L’urgence de situer correctement le transfert

L’urgence de situer correctement le transfert
Susana Huler

 

Plusieurs modalités du transfert coexistent au sein de l’École : le transfert produit par la falsche Verknupfung que l’analysant met en acte entre l’analyste et les autres figures de sa vie, et le transfert de travail entre les analystes qui, à ma connaissance, n’a pas été décrit comme étant lui aussi le produit d’une falsche Verknupfung.

C’est parce que l’Autre n’existe pas qu’on crée l’École. Jacques-Alain Miller remarque [1] qu’au moment où Lacan fondait son École en 1964, il faisait référence à l’antiquité, à un temps où l’École philosophique était un moyen de trouver un abri du malaise dans la civilisation, une voie pour apprendre à faire face à ce que la vie nous réserve. Sans doute l’École psychanalytique ne nous protège pas de l’inconfort (Unbehagen) dans la civilisation, encore moins depuis que Miller a inauguré le mouvement ZADIG, en proposant un autre moyen de traiter ce malaise ; ce mouvement ne produit pas du confort (selon mon expérience en Israël), mais probablement il nous enseigne à croire au réel sans y adhérer et, de surcroit, à le contrer.

L’accent que Miller a mis sur sa lecture de la préface de Lacan à l’édition anglaise du Séminaire XI [2] porte sur un mot absent; ce mot est le transfert.

Miller attire l’attention sur le fait que Lacan arrête de parler du transfert afin de donner du relief à la satisfaction que chacun espère obtenir d’une analyse. C’est l’urgence d’obtenir cette satisfaction qui amène l’analysant à la séance suivant, et non pas l’amour pour l’analyste.

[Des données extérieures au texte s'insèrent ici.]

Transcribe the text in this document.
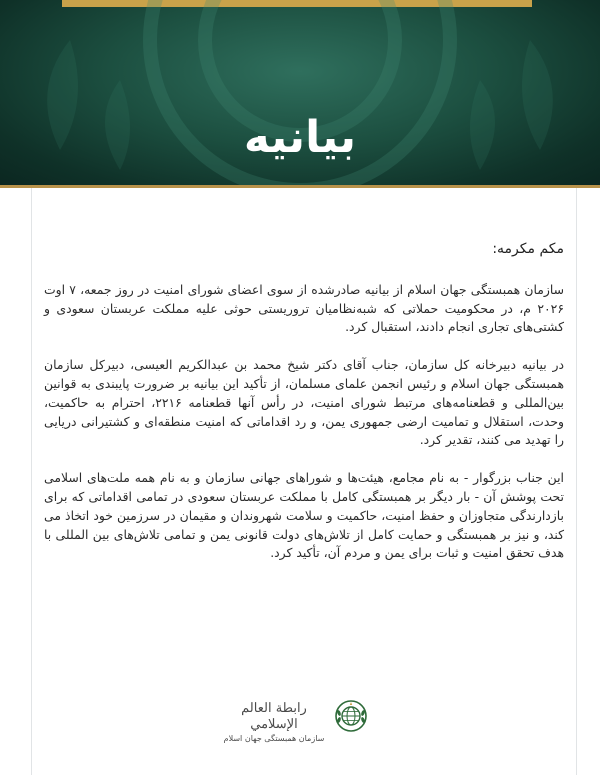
بیانیه

مکم مکرمه:

سازمان همبستگی جهان اسلام از بیانیه صادرشده از سوی اعضای شورای امنیت در روز جمعه، ۷ اوت ۲۰۲۶ م، در محکومیت حملاتی که شبه‌نظامیان تروریستی حوثی علیه مملکت عربستان سعودی و کشتی‌های تجاری انجام دادند، استقبال کرد.

در بیانیه دبیرخانه کل سازمان، جناب آقای دکتر شیخ محمد بن عبدالکریم العیسی، دبیرکل سازمان همبستگی جهان اسلام و رئیس انجمن علمای مسلمان، از تأکید این بیانیه بر ضرورت پایبندی به قوانین بین‌المللی و قطعنامه‌های مرتبط شورای امنیت، در رأس آنها قطعنامه ۲۲۱۶، احترام به حاکمیت، وحدت، استقلال و تمامیت ارضی جمهوری یمن، و رد اقداماتی که امنیت منطقه‌ای و کشتیرانی دریایی را تهدید می کنند، تقدیر کرد.

این جناب بزرگوار - به نام مجامع، هیئت‌ها و شوراهای جهانی سازمان و به نام همه ملت‌های اسلامی تحت پوشش آن - بار دیگر بر همبستگی کامل با مملکت عربستان سعودی در تمامی اقداماتی که برای بازدارندگی متجاوزان و حفظ امنیت، حاکمیت و سلامت شهروندان و مقیمان در سرزمین خود اتخاذ می کند، و نیز بر همبستگی و حمایت کامل از تلاش‌های دولت قانونی یمن و تمامی تلاش‌های بین المللی با هدف تحقق امنیت و ثبات برای یمن و مردم آن، تأکید کرد.

رابطة العالم الإسلامي
سازمان همبستگی جهان اسلام
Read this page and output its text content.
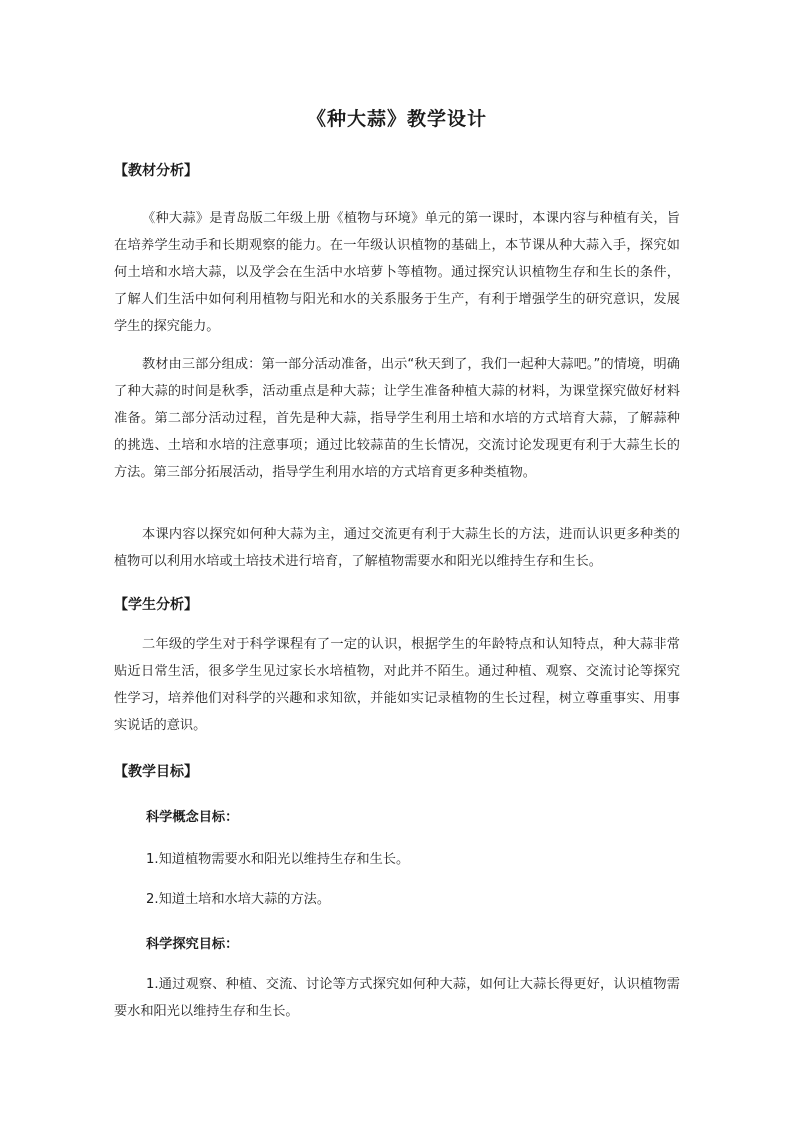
《种大蒜》教学设计
【教材分析】
《种大蒜》是青岛版二年级上册《植物与环境》单元的第一课时，本课内容与种植有关，旨在培养学生动手和长期观察的能力。在一年级认识植物的基础上，本节课从种大蒜入手，探究如何土培和水培大蒜，以及学会在生活中水培萝卜等植物。通过探究认识植物生存和生长的条件，了解人们生活中如何利用植物与阳光和水的关系服务于生产，有利于增强学生的研究意识，发展学生的探究能力。
教材由三部分组成：第一部分活动准备，出示“秋天到了，我们一起种大蒜吧。”的情境，明确了种大蒜的时间是秋季，活动重点是种大蒜；让学生准备种植大蒜的材料，为课堂探究做好材料准备。第二部分活动过程，首先是种大蒜，指导学生利用土培和水培的方式培育大蒜，了解蒜种的挑选、土培和水培的注意事项；通过比较蒜苗的生长情况，交流讨论发现更有利于大蒜生长的方法。第三部分拓展活动，指导学生利用水培的方式培育更多种类植物。
本课内容以探究如何种大蒜为主，通过交流更有利于大蒜生长的方法，进而认识更多种类的植物可以利用水培或土培技术进行培育，了解植物需要水和阳光以维持生存和生长。
【学生分析】
二年级的学生对于科学课程有了一定的认识，根据学生的年龄特点和认知特点，种大蒜非常贴近日常生活，很多学生见过家长水培植物，对此并不陌生。通过种植、观察、交流讨论等探究性学习，培养他们对科学的兴趣和求知欲，并能如实记录植物的生长过程，树立尊重事实、用事实说话的意识。
【教学目标】
科学概念目标：
1.知道植物需要水和阳光以维持生存和生长。
2.知道土培和水培大蒜的方法。
科学探究目标：
1.通过观察、种植、交流、讨论等方式探究如何种大蒜，如何让大蒜长得更好，认识植物需要水和阳光以维持生存和生长。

Cet éclairage est très important parce que le transfert-amour, c’est une illusion qui endort autant le patient que l’analyste et peut les détourner de leur travail à l’égard du réel. Il peut faire virer la relation en refuge contre le réel à la place de constituer un travail nous permettant précisément de se risquer à lui faire face, de faire face à ce qui exige de nous d’assumer l’irréfutable et de faire avec ce qui ne peut pas être réparé.

Lacan précise, dans “La troisième” (Rome, 1974), que l’analyste est responsable du discours qui lie l’analysant non pas à l’analyste, mais au couple analyste-analysant.

Miller, entretemps, dans son discours de 2006 [3], aussi bien à Rome, conclut sa présentation en affirmant que les analysants d’un analyste, même ceux couronnés du titre d’Analyste de l’École, ne sont pas ses œuvres d’art.

Les deux éclairages me paraissent urgents puisqu’ils exigent que nous adoptions une certaine modestie et que nous nous demandions quel type de partenaire nous voulons être pour nos analysants et pour nos collègues de l’École. L’École permet une pluralisation du transfert, un phénomène que nous étudions dans les psychoses. Au sein de cette pluralité, nous apprenons « que, si dans cette course à la vérité, on n’est que seul, si l’on n’est tous, à toucher au vrai, aucun n’y touche pourtant sinon par les autres [4] ». Cela signifie que dans l’École on cherche une satisfaction qui autorise l’invention de chacun d’entre nous supporté par la présence des autres. Ce qui pousse à une manière plus intéressante et profonde de vivre les mirages de l’amour.

Traduction : Lorenzo Speroni

1 Cf, Miller, J.-A., Filosofia <> psicoanalisis, L’envers de Paris. Editorial Tres Haches, 2005.

2 Miller, J.-A., Sutilezas Analiticas, « L’orientation lacanienne. Choses de Finesse », cours du 21-01-2009.

3 Cf, Miller, J.-A., « Les objets a dans l’expérience analytique », La Lettre mensuelle, n° 252, Paris, ECF, 2006, p. 8-12.

4 Lacan, J., « Le temps logique et l’assertion de certitude anticipé », Écrits, Seuil, Paris, 1966, p. 212.